NASW Arkansas Lobby Days are held in ‘odd number years’ (2013, 2015…) due to the General Assembly’s schedule. During even years, legislators do not have full session.

We are always happy to speak with students about advocacy throughout the year. If you are interested or have more questions, please contact Holly Barron at hbarron@naswar.org.

 

Tips on advocating:

2014-2015 NASW-AR PACE Committee

Christiane Carlisle, LMSW
Alishia Ferguson, PhD, LMSW
Richard Freer, PhD, LMSW
Peggy Tidmore-White, LCSW
Shawn Young, LMSW

2014 PACE Endorsements

NASW-AR PACE is a registered political action committee with the Arkansas Secretary of State. The Chapter President makes annual appointments to the PACE Committee.


Preamble

Social Workers traditionally have been committed to improving American life through voluntary association of a sociopolitical nature. The involvement of Social Workers in social movements and political processes has taken many forms and concentrated on various elements needing improvement in American society and government, depending on many factors within the profession’s development.

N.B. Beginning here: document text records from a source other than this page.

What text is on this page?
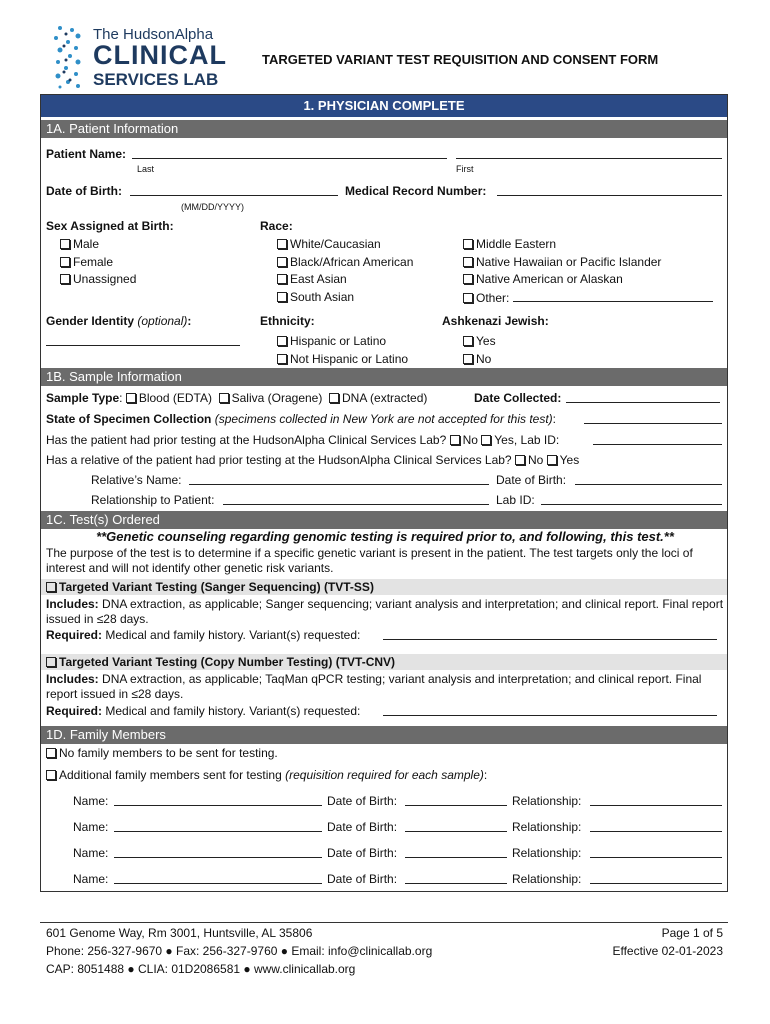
The HudsonAlpha
CLINICAL
SERVICES LAB
TARGETED VARIANT TEST REQUISITION AND CONSENT FORM
1. PHYSICIAN COMPLETE
1A. Patient Information
Patient Name:
Last	First
Date of Birth:	Medical Record Number:
(MM/DD/YYYY)
Sex Assigned at Birth:
Male
Female
Unassigned
Race:
White/Caucasian
Black/African American
East Asian
South Asian
Middle Eastern
Native Hawaiian or Pacific Islander
Native American or Alaskan
Other:
Gender Identity (optional):	Ethnicity:
Hispanic or Latino
Not Hispanic or Latino
Ashkenazi Jewish:
Yes
No
1B. Sample Information
Sample Type: Blood (EDTA) Saliva (Oragene) DNA (extracted)	Date Collected:
State of Specimen Collection (specimens collected in New York are not accepted for this test):
Has the patient had prior testing at the HudsonAlpha Clinical Services Lab? No Yes, Lab ID:
Has a relative of the patient had prior testing at the HudsonAlpha Clinical Services Lab? No Yes
Relative’s Name:	Date of Birth:
Relationship to Patient:	Lab ID:
1C. Test(s) Ordered
**Genetic counseling regarding genomic testing is required prior to, and following, this test.**
The purpose of the test is to determine if a specific genetic variant is present in the patient. The test targets only the loci of interest and will not identify other genetic risk variants.
Targeted Variant Testing (Sanger Sequencing) (TVT-SS)
Includes: DNA extraction, as applicable; Sanger sequencing; variant analysis and interpretation; and clinical report. Final report issued in ≤28 days.
Required: Medical and family history. Variant(s) requested:
Targeted Variant Testing (Copy Number Testing) (TVT-CNV)
Includes: DNA extraction, as applicable; TaqMan qPCR testing; variant analysis and interpretation; and clinical report. Final report issued in ≤28 days.
Required: Medical and family history. Variant(s) requested:
1D. Family Members
No family members to be sent for testing.
Additional family members sent for testing (requisition required for each sample):
Name:	Date of Birth:	Relationship:
Name:	Date of Birth:	Relationship:
Name:	Date of Birth:	Relationship:
Name:	Date of Birth:	Relationship:
601 Genome Way, Rm 3001, Huntsville, AL 35806
Phone: 256-327-9670 ● Fax: 256-327-9760 ● Email: info@clinicallab.org
CAP: 8051488 ● CLIA: 01D2086581 ● www.clinicallab.org
Page 1 of 5
Effective 02-01-2023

Social Workers from the National Association of Social Workers have sought to renew and strengthen their organizational and professional focus in the political process by forming a national voluntary association for collective action which is the Political Action for Candidate Election (PACE). To secure the benefits of similar participation in chapter political processes, NASW-AR PACE was established to define a political action group for professional Social Workers in the Chapter of Arkansas.


Who Is NASW-AR PACE?

You are! Through NASW-AR PACE, social workers like you can make contributions to support progressive candidates and volunteer to work on campaigns of NASW-AR PACE endorsed candidates.


What Are NASW-AR PACE’s Goals?

NASW-AR PACE recognizes the importance of social workers’ roles in the formulation of sound public policy and seeks to build constructive working relationships with elected officials by:

  • Advancing social workers as candidates for public office.
  • Organizing social workers to help elect endorsed candidates to public office who support legislation and public policy consistent with the aims of NASW-AR.
  • Providing political education about endorsed candidates and issues to members of NASW-AR.
  • Promoting the adoption of public policy through political action that is in the interest of the social work profession and consumers of social work services.

How Do We Accomplish These Goals?

Political action is the key. The involvement of thousands of social workers working together can dramatically increase our influence and power in the political process. With your commitment and support, we can strengthen the voice of social work in the Arkansas General Assembly. You can be a part of the NASW-AR PACE team by:

  • Contributing to the NASW-AR PACE fund. These funds are used to provide financial support to candidates and to organize social workers to work on campaigns.
  • Volunteering to work for an NASW-AR PACE endorsed candidate.
  • Serving as a local organizer for social work participation in grassroots political activity.
  • Helping candidates for public office build ties to the social work community by sponsoring candidate forums.

Contributions

If you would like to contribute to the NASW-AR PACE fund to support progressive candidates or volunteer to work on campaigns of NASW-AR PACE endorsed candidates, please e-mail Holly at hbarron@naswar.org.  For information on the income and expenditures of NASW-AR PACE or any other Arkansas political action committee, visit the Arkansas Secretary of State financial disclosure search website.


Coalitions

NASW Arkansas Chapter is currently represented in the following coalitions:

Arkansas Advocates’ for Children & Families Kids Count Coalition to promote, protect and unify the interests of the children and families of Arkansas.

National Coalition Against Domestic Violence to assist victims of violence gain and maintain their freedom from abuse; to support parents fighting to protect their children from an abusive partner or ex-partner within the court system; and to support NCADV’s public policy efforts aimed at educating national leaders on the issue of domestic violence and influencing national legislation, policy and funding decisions that keep victims of violence safe.